Specify information about how to connect to your database application server, test the database application server connection, and configure which data is added to the database tables and rows.

  1. In the Destination section, choose SQL Server.
  2. Specify information about your database application server, including server name, user ID, and password.
    If you are using Windows Authentication, specify the user name in the following format: domain_name\login_name.
  3. Specify the database application server properties or click Retrieve Properties to choose from those available on the server. If the connection to the database application server is successful, the fields for the database name, schema, and table appear.
  4. (Optional) Click Retrieve Columns to populate the column values in the Columns section.

    You must be a member of the db_ddladmin database role to retrieve columns from the server.

  5. (Optional) If you want to use encryption, select Encrypt and Validate server's TLS certificate to validate that the certificate is signed by a well-known, public certificate authority. If you want to use a self-signed certificate (not recommended) for testing purposes, deselect Validate server's TLS certificate.

    Deselecting Validate server's TLS certificate is not recommended, as it allows any certificates to be accepted, included invalid or malicious certificates.

  6. (Optional) Configure advanced settings. Expand Advanced Settings.
    You can configure timeouts, batch size, packet size, and stored procedures.

    Stored procedure fields and parameters are available only if your database already has stored procedures configured.

Configure filters

(Optional) You can use filters to modify the data that you are getting from your connection source before it is sent to the destination.

For more information about the types of filters you can configure, see Reference: Filtering options.

Map database table columns

(Optional) You can view and change the mapping of the data from your source to the columns in your database table.
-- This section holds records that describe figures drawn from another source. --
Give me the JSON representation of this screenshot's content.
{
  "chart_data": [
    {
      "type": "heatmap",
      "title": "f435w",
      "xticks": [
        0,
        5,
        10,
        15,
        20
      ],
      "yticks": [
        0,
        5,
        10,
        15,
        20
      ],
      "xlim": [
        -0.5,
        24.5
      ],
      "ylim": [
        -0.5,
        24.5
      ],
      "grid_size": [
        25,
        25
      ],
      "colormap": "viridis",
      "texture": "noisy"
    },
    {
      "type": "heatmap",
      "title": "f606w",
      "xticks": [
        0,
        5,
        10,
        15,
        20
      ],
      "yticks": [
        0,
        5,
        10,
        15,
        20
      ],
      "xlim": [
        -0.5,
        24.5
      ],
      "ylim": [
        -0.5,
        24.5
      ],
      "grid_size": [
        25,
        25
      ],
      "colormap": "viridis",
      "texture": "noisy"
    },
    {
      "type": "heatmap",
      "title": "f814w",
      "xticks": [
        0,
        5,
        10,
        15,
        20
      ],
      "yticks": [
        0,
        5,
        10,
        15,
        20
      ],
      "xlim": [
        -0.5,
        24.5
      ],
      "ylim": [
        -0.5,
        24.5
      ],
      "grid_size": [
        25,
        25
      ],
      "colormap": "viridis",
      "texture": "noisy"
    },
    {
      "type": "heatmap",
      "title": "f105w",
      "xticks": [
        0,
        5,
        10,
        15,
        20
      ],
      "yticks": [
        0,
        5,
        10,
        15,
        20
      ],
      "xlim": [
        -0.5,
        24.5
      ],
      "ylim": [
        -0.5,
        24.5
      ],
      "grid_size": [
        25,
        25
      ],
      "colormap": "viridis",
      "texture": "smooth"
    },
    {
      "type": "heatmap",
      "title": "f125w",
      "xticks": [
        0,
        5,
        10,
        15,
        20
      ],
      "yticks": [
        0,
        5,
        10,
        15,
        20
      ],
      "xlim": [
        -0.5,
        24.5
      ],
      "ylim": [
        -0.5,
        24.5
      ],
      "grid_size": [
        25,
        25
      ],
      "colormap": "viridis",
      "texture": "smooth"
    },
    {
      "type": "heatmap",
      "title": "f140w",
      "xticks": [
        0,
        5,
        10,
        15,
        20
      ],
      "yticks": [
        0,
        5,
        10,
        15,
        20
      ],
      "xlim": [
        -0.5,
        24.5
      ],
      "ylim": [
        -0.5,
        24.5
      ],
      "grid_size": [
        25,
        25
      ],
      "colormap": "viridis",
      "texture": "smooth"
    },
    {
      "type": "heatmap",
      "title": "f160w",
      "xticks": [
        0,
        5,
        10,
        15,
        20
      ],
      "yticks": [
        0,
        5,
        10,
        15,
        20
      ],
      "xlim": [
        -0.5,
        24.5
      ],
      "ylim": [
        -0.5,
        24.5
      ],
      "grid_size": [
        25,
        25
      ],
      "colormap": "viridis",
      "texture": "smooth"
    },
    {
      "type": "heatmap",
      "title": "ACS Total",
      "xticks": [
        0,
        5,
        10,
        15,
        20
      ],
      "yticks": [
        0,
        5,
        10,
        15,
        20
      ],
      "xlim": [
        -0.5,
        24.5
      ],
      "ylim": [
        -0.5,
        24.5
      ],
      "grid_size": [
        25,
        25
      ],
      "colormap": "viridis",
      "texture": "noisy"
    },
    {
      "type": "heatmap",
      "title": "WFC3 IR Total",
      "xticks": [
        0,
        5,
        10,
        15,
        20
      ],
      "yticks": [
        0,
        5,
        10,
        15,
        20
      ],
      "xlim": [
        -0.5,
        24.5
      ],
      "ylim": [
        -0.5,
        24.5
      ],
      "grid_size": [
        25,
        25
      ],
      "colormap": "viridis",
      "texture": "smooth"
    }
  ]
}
If the source is a saved question, the following columns are also available for writing to the SQL Server destination:

  • Connection Run ID: The ID of the connection run.
  • Band Number: The source row number. When flattened, this number is in each row that is associated with a row number that is received from Tanium.
  • Row Number: The destination row number. This value is a counter for the rows that are output per connection run. The value is unique for each connection run.

You can change the Destination name of each column and Value Type to force the column to be a String, Numeric, or DateTime value.
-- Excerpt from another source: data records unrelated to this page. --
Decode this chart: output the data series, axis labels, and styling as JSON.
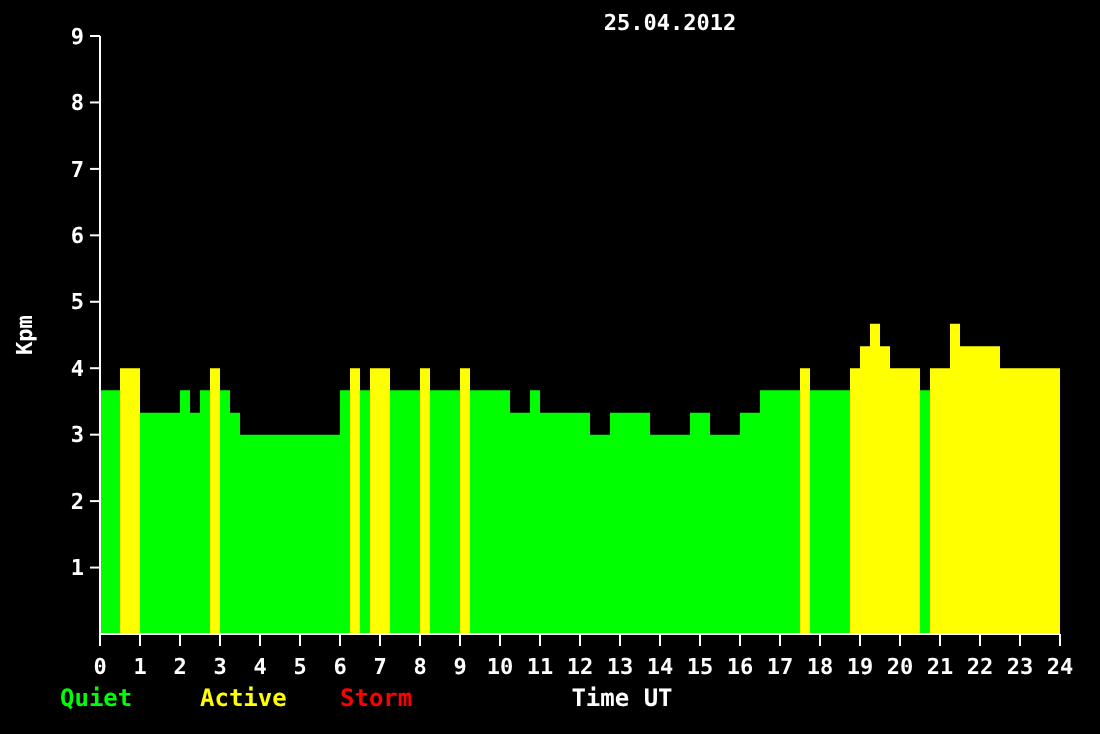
{
  "chart_data": {
    "type": "area",
    "title": "25.04.2012",
    "xlabel": "Time UT",
    "ylabel": "Kpm",
    "x": [
      0.125,
      0.375,
      0.625,
      0.875,
      1.125,
      1.375,
      1.625,
      1.875,
      2.125,
      2.375,
      2.625,
      2.875,
      3.125,
      3.375,
      3.625,
      3.875,
      4.125,
      4.375,
      4.625,
      4.875,
      5.125,
      5.375,
      5.625,
      5.875,
      6.125,
      6.375,
      6.625,
      6.875,
      7.125,
      7.375,
      7.625,
      7.875,
      8.125,
      8.375,
      8.625,
      8.875,
      9.125,
      9.375,
      9.625,
      9.875,
      10.125,
      10.375,
      10.625,
      10.875,
      11.125,
      11.375,
      11.625,
      11.875,
      12.125,
      12.375,
      12.625,
      12.875,
      13.125,
      13.375,
      13.625,
      13.875,
      14.125,
      14.375,
      14.625,
      14.875,
      15.125,
      15.375,
      15.625,
      15.875,
      16.125,
      16.375,
      16.625,
      16.875,
      17.125,
      17.375,
      17.625,
      17.875,
      18.125,
      18.375,
      18.625,
      18.875,
      19.125,
      19.375,
      19.625,
      19.875,
      20.125,
      20.375,
      20.625,
      20.875,
      21.125,
      21.375,
      21.625,
      21.875,
      22.125,
      22.375,
      22.625,
      22.875,
      23.125,
      23.375,
      23.625,
      23.875
    ],
    "series": [
      {
        "name": "Quiet",
        "color": "#00ff00",
        "values": [
          3.67,
          3.67,
          null,
          null,
          3.33,
          3.33,
          3.33,
          3.33,
          3.67,
          3.33,
          3.67,
          null,
          3.67,
          3.33,
          3,
          3,
          3,
          3,
          3,
          3,
          3,
          3,
          3,
          3,
          3.67,
          null,
          3.67,
          null,
          null,
          3.67,
          3.67,
          3.67,
          null,
          3.67,
          3.67,
          3.67,
          null,
          3.67,
          3.67,
          3.67,
          3.67,
          3.33,
          3.33,
          3.67,
          3.33,
          3.33,
          3.33,
          3.33,
          3.33,
          3,
          3,
          3.33,
          3.33,
          3.33,
          3.33,
          3,
          3,
          3,
          3,
          3.33,
          3.33,
          3,
          3,
          3,
          3.33,
          3.33,
          3.67,
          3.67,
          3.67,
          3.67,
          null,
          3.67,
          3.67,
          3.67,
          3.67,
          null,
          null,
          null,
          null,
          null,
          null,
          null,
          3.67,
          null,
          null,
          null,
          null,
          null,
          null,
          null,
          null,
          null,
          null,
          null,
          null,
          null
        ]
      },
      {
        "name": "Active",
        "color": "#ffff00",
        "values": [
          null,
          null,
          4,
          4,
          null,
          null,
          null,
          null,
          null,
          null,
          null,
          4,
          null,
          null,
          null,
          null,
          null,
          null,
          null,
          null,
          null,
          null,
          null,
          null,
          null,
          4,
          null,
          4,
          4,
          null,
          null,
          null,
          4,
          null,
          null,
          null,
          4,
          null,
          null,
          null,
          null,
          null,
          null,
          null,
          null,
          null,
          null,
          null,
          null,
          null,
          null,
          null,
          null,
          null,
          null,
          null,
          null,
          null,
          null,
          null,
          null,
          null,
          null,
          null,
          null,
          null,
          null,
          null,
          null,
          null,
          4,
          null,
          null,
          null,
          null,
          4,
          4.33,
          4.67,
          4.33,
          4,
          4,
          4,
          null,
          4,
          4,
          4.67,
          4.33,
          4.33,
          4.33,
          4.33,
          4,
          4,
          4,
          4,
          4,
          4
        ]
      },
      {
        "name": "Storm",
        "color": "#ff0000",
        "values": [
          null,
          null,
          null,
          null,
          null,
          null,
          null,
          null,
          null,
          null,
          null,
          null,
          null,
          null,
          null,
          null,
          null,
          null,
          null,
          null,
          null,
          null,
          null,
          null,
          null,
          null,
          null,
          null,
          null,
          null,
          null,
          null,
          null,
          null,
          null,
          null,
          null,
          null,
          null,
          null,
          null,
          null,
          null,
          null,
          null,
          null,
          null,
          null,
          null,
          null,
          null,
          null,
          null,
          null,
          null,
          null,
          null,
          null,
          null,
          null,
          null,
          null,
          null,
          null,
          null,
          null,
          null,
          null,
          null,
          null,
          null,
          null,
          null,
          null,
          null,
          null,
          null,
          null,
          null,
          null,
          null,
          null,
          null,
          null,
          null,
          null,
          null,
          null,
          null,
          null,
          null,
          null,
          null,
          null,
          null,
          null
        ]
      }
    ],
    "xlim": [
      0,
      24
    ],
    "xticks": [
      0,
      1,
      2,
      3,
      4,
      5,
      6,
      7,
      8,
      9,
      10,
      11,
      12,
      13,
      14,
      15,
      16,
      17,
      18,
      19,
      20,
      21,
      22,
      23,
      24
    ],
    "ylim": [
      0,
      9
    ],
    "yticks": [
      1,
      2,
      3,
      4,
      5,
      6,
      7,
      8,
      9
    ],
    "legend": "bottom left",
    "grid": false
  }
}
If you choose Numeric for the value, you can specify a default value that is used if the data cannot be coerced into a numeric value. You can specify any negative or positive number.
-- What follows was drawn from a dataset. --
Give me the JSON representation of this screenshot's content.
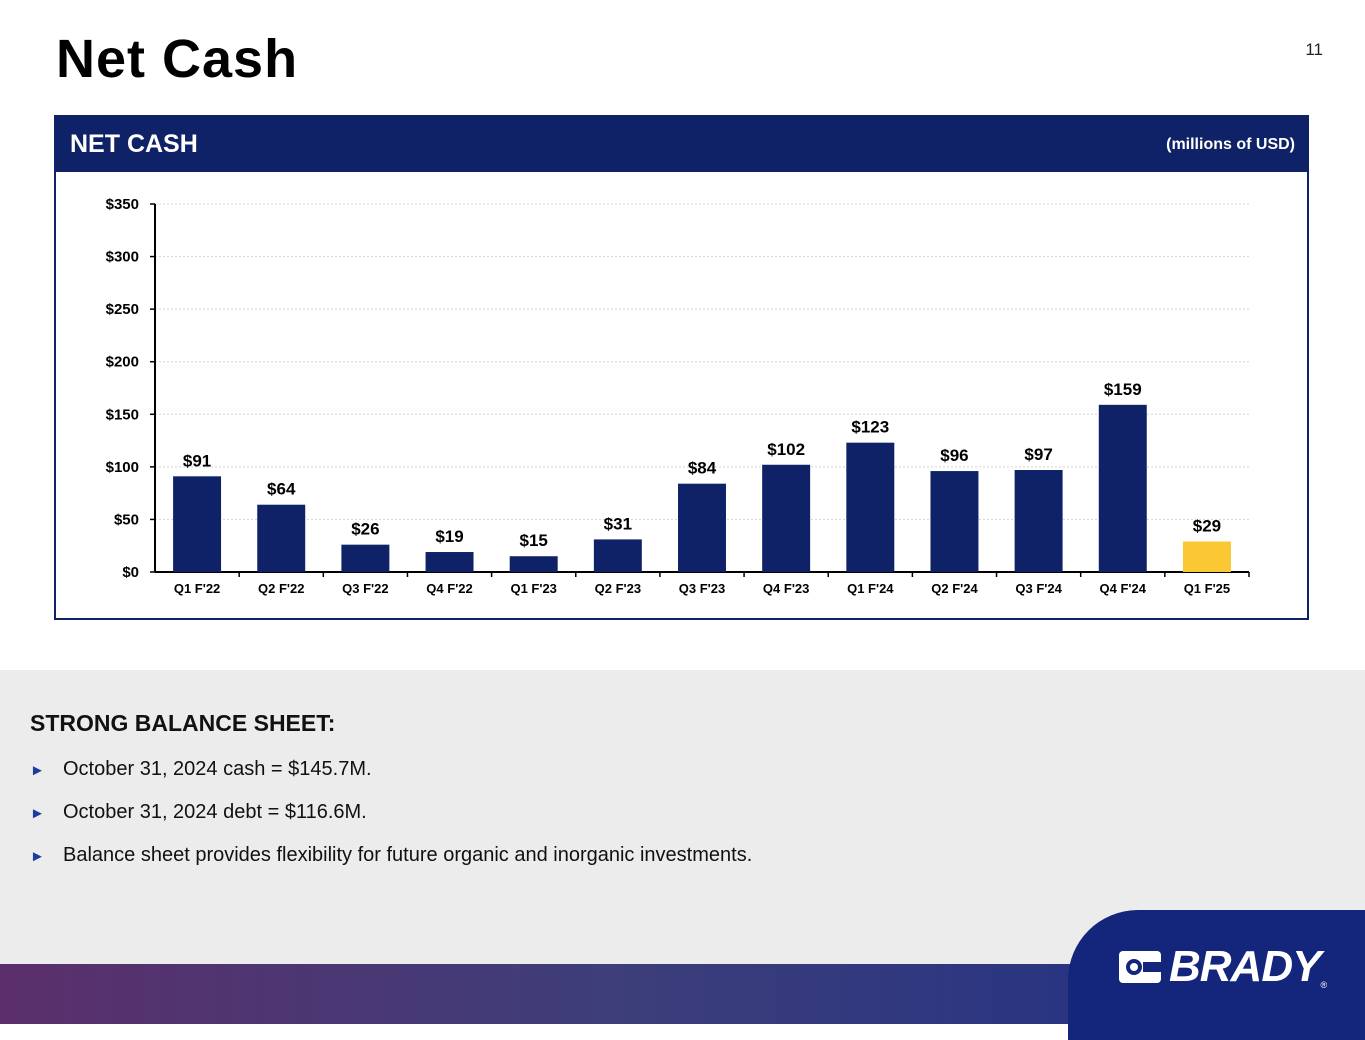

If you choose DateTime for the value, specify the Date/Time format that you want to use for the column. For more information about using a variable, see Time stamp variables.

When you edit a connection with the SQL Server destination, the columns that are in the database are not displayed by default. You can edit the text fields for the columns, but you must provide the User Name and Password and click Retrieve Columns in the Source and Destination section to view the columns from the database.

Schedule the connection

Connections can run at a highly configurable time interval, such as multiple times per hour, day, week, or month.

Update the schedule: 

  • Use the Generate Cron tab to build a schedule based on some common time intervals. This tab generates a Cron expression.
  • To view or edit the Cron expression directly, click the Edit Cron Expression tab.

Save and verify connection

  1. Click Create Connection > Create. When the connection gets created, your new connection displays in the list on the Connections page.
  2. To view details about when the connection is running, click the name of the connection. On the resulting connection details page, click the Runs tab.
  3. To view individual run logs, click the link in the Status column in the Runs table.

Your connection is listed on the Connections page and data is sent to the Microsoft SQL Server at the interval you specified. You might want to check your database table to verify that the data is being exported correctly.